The flue gas composition of N2, Ar, O2, CO2, CO, SO2 and H2O can be input in either of Weight% or Volume%, and for enthalpy calculation the reference temperature should be input.
Flue gas enthalpy is calculated by either of "NASA Glenn Coefficients for Calculating Thermodynamic Properties of Individual Species"(NASA/TP2002211556, September 2002), ASME PTC 4.4, 1981 or Babcock & Wilcox "STEAM its generation and use, 40'th Edition".
The SO3 conversion rate for sulfuric dew point calculation can be estimated by the software automatically or input by the user. Sulfuric dew point is calculated by the method of A.G. Okkes(Hydrocarbon Processing Journal, July 1997) and the method of Verhoff F. H./Banchero J. T(Chemical Engineering Process Journal, Aug. 1974).
The moisture dew point is calculated by the partial pressure law of Dalton.
2.1 Mole Weight
The following is a sample calculation of mole weight for voluem% input.
Component 
Mole Weight 
Volume % (Example) 
Mole Weight Component 
N2 
28.013 
72 
20.169 (= 28.013 x 72 / 100) 
Ar 
39.948 
0.09 
0.036 (= 39.948 x 0.09 / 100) 
O2 
31.999 
13 
4.160 (= 31.999 x 13 / 100) 
CO2 
44.010 
5 
2.201 (= 44.010 x 5 / 100) 
CO 
28.010 
0.91 
0.255 (= 28.010 x 0.91 / 100) 
SO2 
64.065 
1 
0.641 (= 64.065 x 1 / 100) 
H2O 
18.015 
8 
1.441 (= 18.015 x 8 / 100) 
Total 
 
100 
28.902 
The following is a sample calculation of mole weight for weight% input. It is noted that the mole% is equatl to volume%.
Component 
Mole Weight 
Weight % (Example) 
Mole Quantity 
Volume % 
Mole Weight Component 
N2 
28.013 
69 
2.463 
70.758 
19.821 
Ar 
39.948 
0.124 
0.003 
0.089 
0.036 
O2 
31.999 
14 
0.438 
12.568 
4.022 
CO2 
44.010 
8 
0.182 
5.222 
2.298 
CO 
28.010 
0.876 
0.031 
0.898 
0.252 
SO2 
64.065 
2 
0.031 
0.897 
0.575 
H2O 
18.015 
6 
0.333 
9.568 
1.724 
Total 
 
100 
3.481 
100 
28.727 
Mole quantity is calculated by dividing the weight% by the mole weight of each component. For N2 case, 69 / 28.013 = 2.463.
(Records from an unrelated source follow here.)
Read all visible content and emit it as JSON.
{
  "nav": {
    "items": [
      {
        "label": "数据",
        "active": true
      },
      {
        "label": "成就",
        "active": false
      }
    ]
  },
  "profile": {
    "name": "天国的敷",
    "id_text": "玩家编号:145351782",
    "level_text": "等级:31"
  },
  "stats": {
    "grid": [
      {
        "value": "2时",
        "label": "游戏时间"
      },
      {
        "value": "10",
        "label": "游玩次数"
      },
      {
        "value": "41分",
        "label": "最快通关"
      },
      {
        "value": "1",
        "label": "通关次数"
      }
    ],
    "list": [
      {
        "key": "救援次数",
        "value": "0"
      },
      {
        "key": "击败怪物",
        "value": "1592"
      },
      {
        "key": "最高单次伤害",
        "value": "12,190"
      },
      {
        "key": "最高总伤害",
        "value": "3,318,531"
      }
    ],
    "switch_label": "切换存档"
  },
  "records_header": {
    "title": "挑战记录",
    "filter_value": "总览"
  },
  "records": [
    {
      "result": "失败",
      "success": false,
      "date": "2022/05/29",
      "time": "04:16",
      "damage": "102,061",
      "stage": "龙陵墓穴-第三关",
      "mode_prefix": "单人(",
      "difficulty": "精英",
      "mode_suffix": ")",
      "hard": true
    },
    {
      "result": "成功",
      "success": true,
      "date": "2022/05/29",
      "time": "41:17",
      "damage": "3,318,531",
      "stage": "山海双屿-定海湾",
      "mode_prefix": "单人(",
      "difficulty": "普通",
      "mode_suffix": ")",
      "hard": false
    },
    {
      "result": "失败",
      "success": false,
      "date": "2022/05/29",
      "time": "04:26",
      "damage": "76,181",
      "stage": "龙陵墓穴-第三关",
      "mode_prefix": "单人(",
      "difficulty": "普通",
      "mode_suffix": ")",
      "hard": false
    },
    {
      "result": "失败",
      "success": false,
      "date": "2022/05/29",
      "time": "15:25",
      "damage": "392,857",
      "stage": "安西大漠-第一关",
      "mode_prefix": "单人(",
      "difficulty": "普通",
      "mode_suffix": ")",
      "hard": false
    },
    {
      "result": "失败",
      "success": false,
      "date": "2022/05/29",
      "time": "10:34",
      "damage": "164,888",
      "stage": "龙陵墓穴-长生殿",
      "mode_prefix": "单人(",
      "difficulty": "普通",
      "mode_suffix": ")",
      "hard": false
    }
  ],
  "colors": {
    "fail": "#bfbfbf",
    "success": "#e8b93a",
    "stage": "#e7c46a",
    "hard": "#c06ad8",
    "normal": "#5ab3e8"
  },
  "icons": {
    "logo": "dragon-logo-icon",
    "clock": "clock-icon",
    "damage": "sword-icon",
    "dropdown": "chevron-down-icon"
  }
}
The volume% of each component is calculated by dividing the mole quantity by the mole quantity total. For N2 case, 2.463 / 3.481 x 100 = 70.758(%).
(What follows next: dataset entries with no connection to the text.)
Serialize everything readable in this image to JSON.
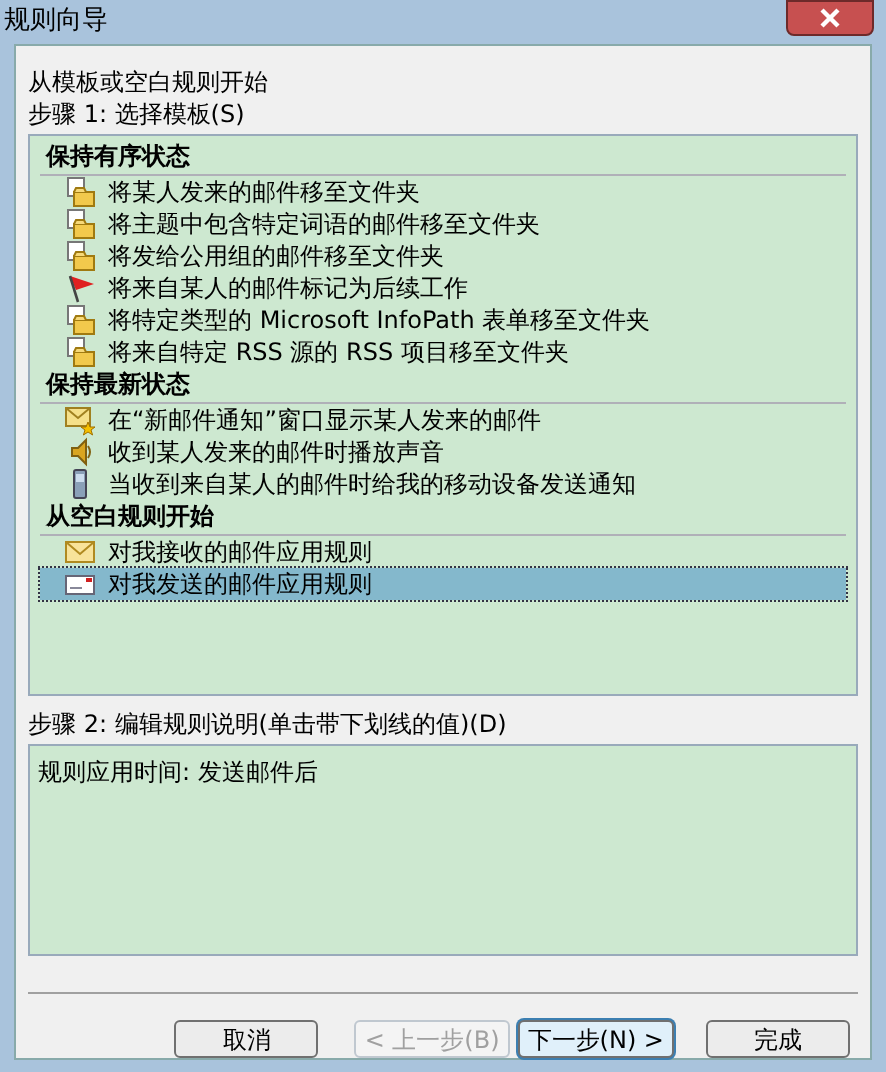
{
  "window": {
    "title": "规则向导"
  },
  "intro": "从模板或空白规则开始",
  "step1": "步骤 1: 选择模板(S)",
  "groups": [
    {
      "header": "保持有序状态",
      "items": [
        {
          "label": "将某人发来的邮件移至文件夹",
          "kind": "move",
          "selected": false
        },
        {
          "label": "将主题中包含特定词语的邮件移至文件夹",
          "kind": "move",
          "selected": false
        },
        {
          "label": "将发给公用组的邮件移至文件夹",
          "kind": "move",
          "selected": false
        },
        {
          "label": "将来自某人的邮件标记为后续工作",
          "kind": "flag",
          "selected": false
        },
        {
          "label": "将特定类型的 Microsoft InfoPath 表单移至文件夹",
          "kind": "move",
          "selected": false
        },
        {
          "label": "将来自特定 RSS 源的 RSS 项目移至文件夹",
          "kind": "move",
          "selected": false
        }
      ]
    },
    {
      "header": "保持最新状态",
      "items": [
        {
          "label": "在“新邮件通知”窗口显示某人发来的邮件",
          "kind": "alert",
          "selected": false
        },
        {
          "label": "收到某人发来的邮件时播放声音",
          "kind": "sound",
          "selected": false
        },
        {
          "label": "当收到来自某人的邮件时给我的移动设备发送通知",
          "kind": "mobile",
          "selected": false
        }
      ]
    },
    {
      "header": "从空白规则开始",
      "items": [
        {
          "label": "对我接收的邮件应用规则",
          "kind": "inbox",
          "selected": false
        },
        {
          "label": "对我发送的邮件应用规则",
          "kind": "outbox",
          "selected": true
        }
      ]
    }
  ],
  "step2": "步骤 2: 编辑规则说明(单击带下划线的值)(D)",
  "description": "规则应用时间: 发送邮件后",
  "buttons": [
    {
      "label": "取消",
      "disabled": false,
      "default": false
    },
    {
      "label": "< 上一步(B)",
      "disabled": true,
      "default": false
    },
    {
      "label": "下一步(N) >",
      "disabled": false,
      "default": true
    },
    {
      "label": "完成",
      "disabled": false,
      "default": false
    }
  ]
}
The mole weight component of each component is calculated by multiplying the volume% by the mole weight. For N2 case, 28.013 x 70.758 / 100 = 19.821. And then the mole weight of flue gas is the total of mole weight components.
In original definition of enthalpy, the enthalpy is the total heat added to a material from the absolute zero temperature. That is, the enthalpy is originally referencing on the absolute zero temperature.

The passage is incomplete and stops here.